In 2023, the latest year of available comparable data, Canada spent more on health care (as a percentage of the economy/GDP, after adjusting for population age) than
most other high-income countries with universal health care (ranking 3rd out of 31 countries, which include the United Kingdom, Australia and the Netherlands).
And yet, Canada ranked 27th (of 30 countries) for the availability of doctors and 25th (of 30) for the availability of hospital beds.
In 2022, the latest year of diagnostic technology data, Canada ranked 27th (of 31 countries) for the availability of MRI machines and 28th (of 31) for CT scanners.
And in 2023, among the nine countries with universal health-care systems included in the Commonwealth Fund’s International Health Policy Survey, Canada ranked last for the percentage of patients able to make same- or next-day appointments when sick (22 per cent) and had the highest percentage of patients (58 per cent) who waited two months or more for non-emergency surgery.
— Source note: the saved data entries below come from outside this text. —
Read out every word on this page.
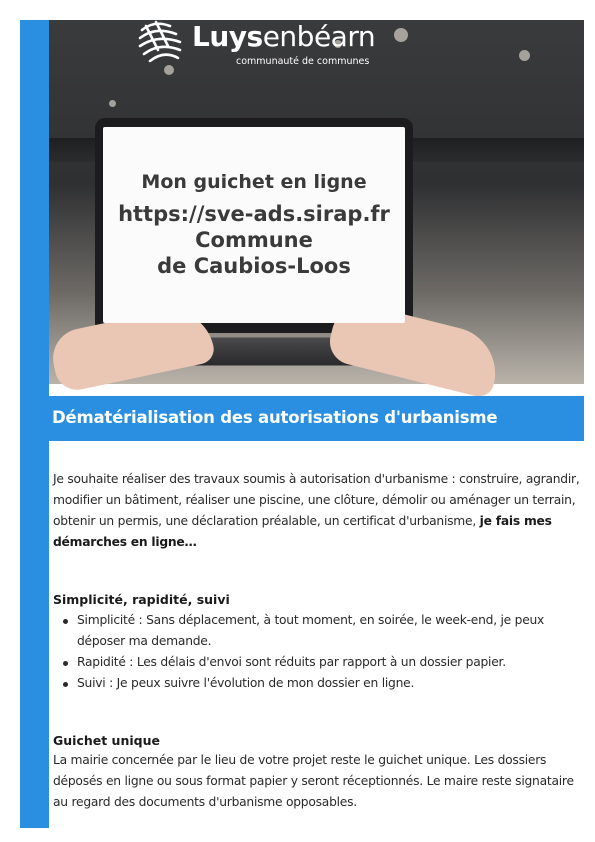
Luysenbéarn
communauté de communes
Mon guichet en ligne
https://sve-ads.sirap.fr
Commune
de Caubios-Loos
Dématérialisation des autorisations d'urbanisme
Je souhaite réaliser des travaux soumis à autorisation d'urbanisme : construire, agrandir, modifier un bâtiment, réaliser une piscine, une clôture, démolir ou aménager un terrain, obtenir un permis, une déclaration préalable, un certificat d'urbanisme, je fais mes démarches en ligne…
Simplicité, rapidité, suivi
Simplicité : Sans déplacement, à tout moment, en soirée, le week-end, je peux déposer ma demande.
Rapidité : Les délais d'envoi sont réduits par rapport à un dossier papier.
Suivi : Je peux suivre l'évolution de mon dossier en ligne.
Guichet unique
La mairie concernée par le lieu de votre projet reste le guichet unique. Les dossiers déposés en ligne ou sous format papier y seront réceptionnés. Le maire reste signataire au regard des documents d'urbanisme opposables.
For comparison, the Netherlands had much higher rates of same- or next-day appointments (47 per cent) and much lower waits of two months or more for non-emergency surgery (20 per cent).
“To improve health care for Canadians, our policymakers should learn from other countries around the world with higher-performing universal health-care systems,”
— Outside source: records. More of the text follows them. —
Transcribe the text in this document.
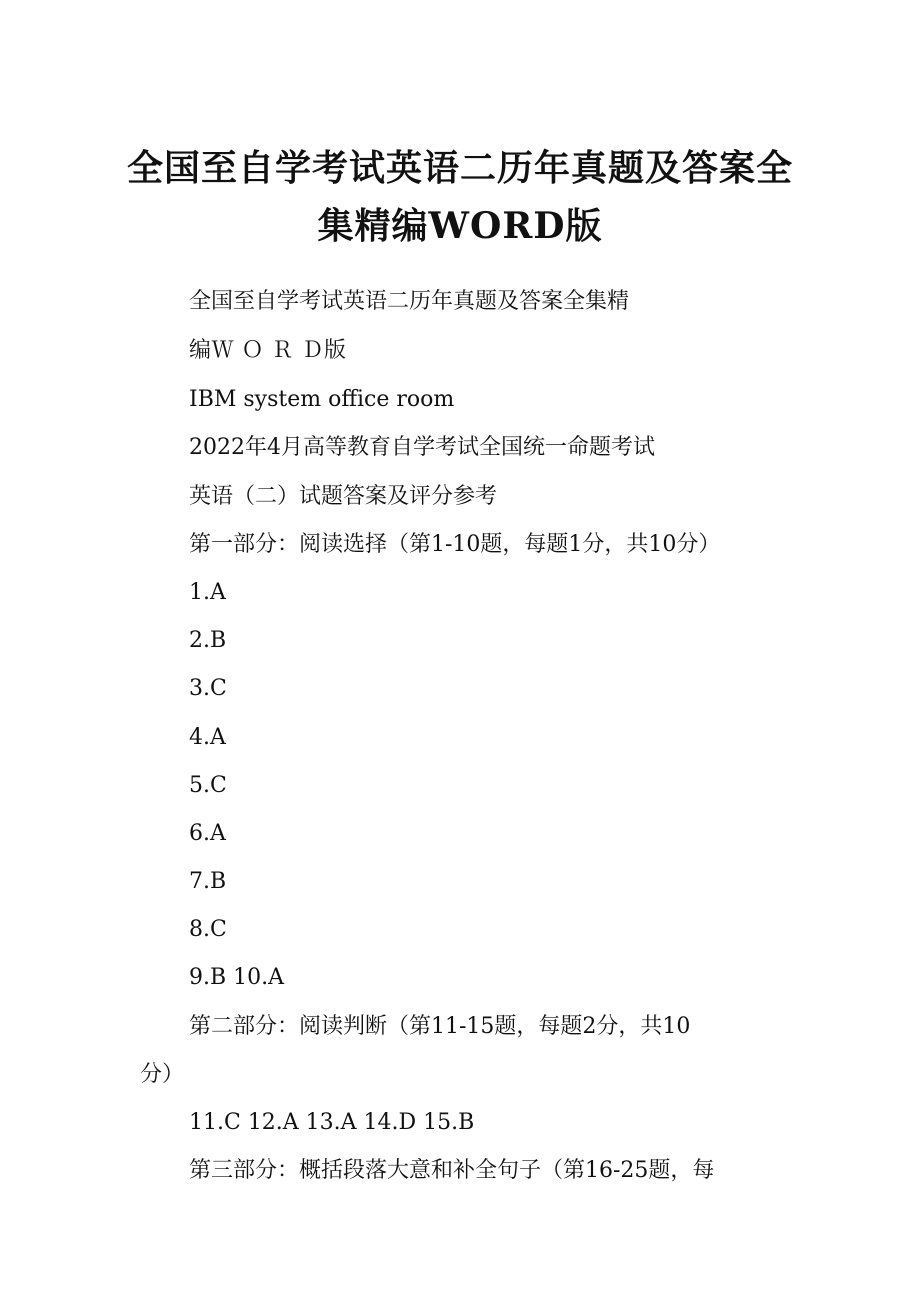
全国至自学考试英语二历年真题及答案全
集精编WORD版
全国至自学考试英语二历年真题及答案全集精
编Ｗ Ｏ Ｒ Ｄ版
IBM system office room
2022年4月高等教育自学考试全国统一命题考试
英语（二）试题答案及评分参考
第一部分：阅读选择（第1-10题，每题1分，共10分）
1.A
2.B
3.C
4.A
5.C
6.A
7.B
8.C
9.B 10.A
第二部分：阅读判断（第11-15题，每题2分，共10
分）
11.C 12.A 13.A 14.D 15.B
第三部分：概括段落大意和补全句子（第16-25题，每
said Nadeem Esmail, director of health policy at the Fraser Institute.
Comparing Performance of Universal Health Care Countries, 2025
- Of the 31 high-income universal health-care countries, Canada ranks among the highest spenders, but ranks poorly on both the availability of most resources and access to services.
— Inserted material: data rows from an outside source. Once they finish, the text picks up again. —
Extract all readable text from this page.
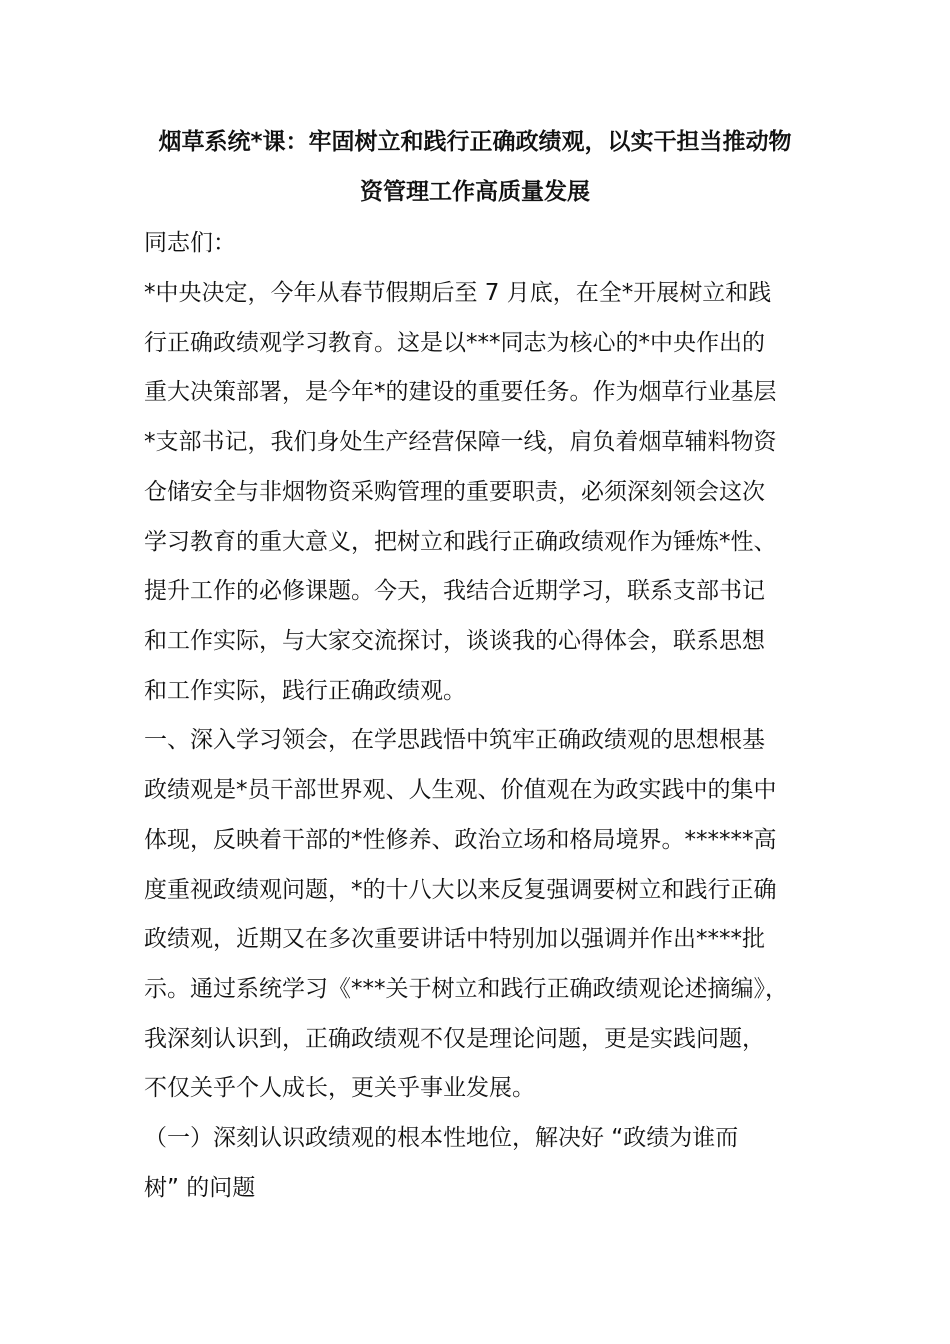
烟草系统*课：牢固树立和践行正确政绩观，以实干担当推动物
资管理工作高质量发展
同志们：
*中央决定，今年从春节假期后至 7 月底，在全*开展树立和践
行正确政绩观学习教育。这是以***同志为核心的*中央作出的
重大决策部署，是今年*的建设的重要任务。作为烟草行业基层
*支部书记，我们身处生产经营保障一线，肩负着烟草辅料物资
仓储安全与非烟物资采购管理的重要职责，必须深刻领会这次
学习教育的重大意义，把树立和践行正确政绩观作为锤炼*性、
提升工作的必修课题。今天，我结合近期学习，联系支部书记
和工作实际，与大家交流探讨，谈谈我的心得体会，联系思想
和工作实际，践行正确政绩观。
一、深入学习领会，在学思践悟中筑牢正确政绩观的思想根基
政绩观是*员干部世界观、人生观、价值观在为政实践中的集中
体现，反映着干部的*性修养、政治立场和格局境界。******高
度重视政绩观问题，*的十八大以来反复强调要树立和践行正确
政绩观，近期又在多次重要讲话中特别加以强调并作出****批
示。通过系统学习《***关于树立和践行正确政绩观论述摘编》，
我深刻认识到，正确政绩观不仅是理论问题，更是实践问题，
不仅关乎个人成长，更关乎事业发展。
（一）深刻认识政绩观的根本性地位，解决好 “政绩为谁而
树” 的问题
- After adjustments for differences in the age of the population of these 31 countries, Canada ranked third highest for spending as a percentage of GDP in 2023 (the most recent year of comparable data).
- Across 13 indictors measured, the availability of medical resources and timely access to medical services in Canada was generally below that of the average OECD country.
- In 2023, Canada ranked 27th (of 30) for the relative availability of doctors and 25th (of 30) for hospital beds dedicated to physical care. In 2022, Canada ranked 27th (of 31) for the relative availability of Magnetic Resonance Im-aging (MRI) machines, and 28th (of 31) for CT scanners.
- Canada ranked last (or close to last) on three of four indicators of timeliness of care.
- Notably, among the nine countries for which comparable wait times measures are available, Canada ranked last for the percentage of patients reporting they were able to make a same- or next-day appointment when sick (22%).
- Canada also ranked eighth worst for the percentage of patients who waited more than one month to see a specialist (65%), and reported the highest percentage of patients (58%) who waited two months or more for non-emergency surgery.
- Clearly, there is an imbalance between what Canadians get in exchange for the money they spend on their health-care system.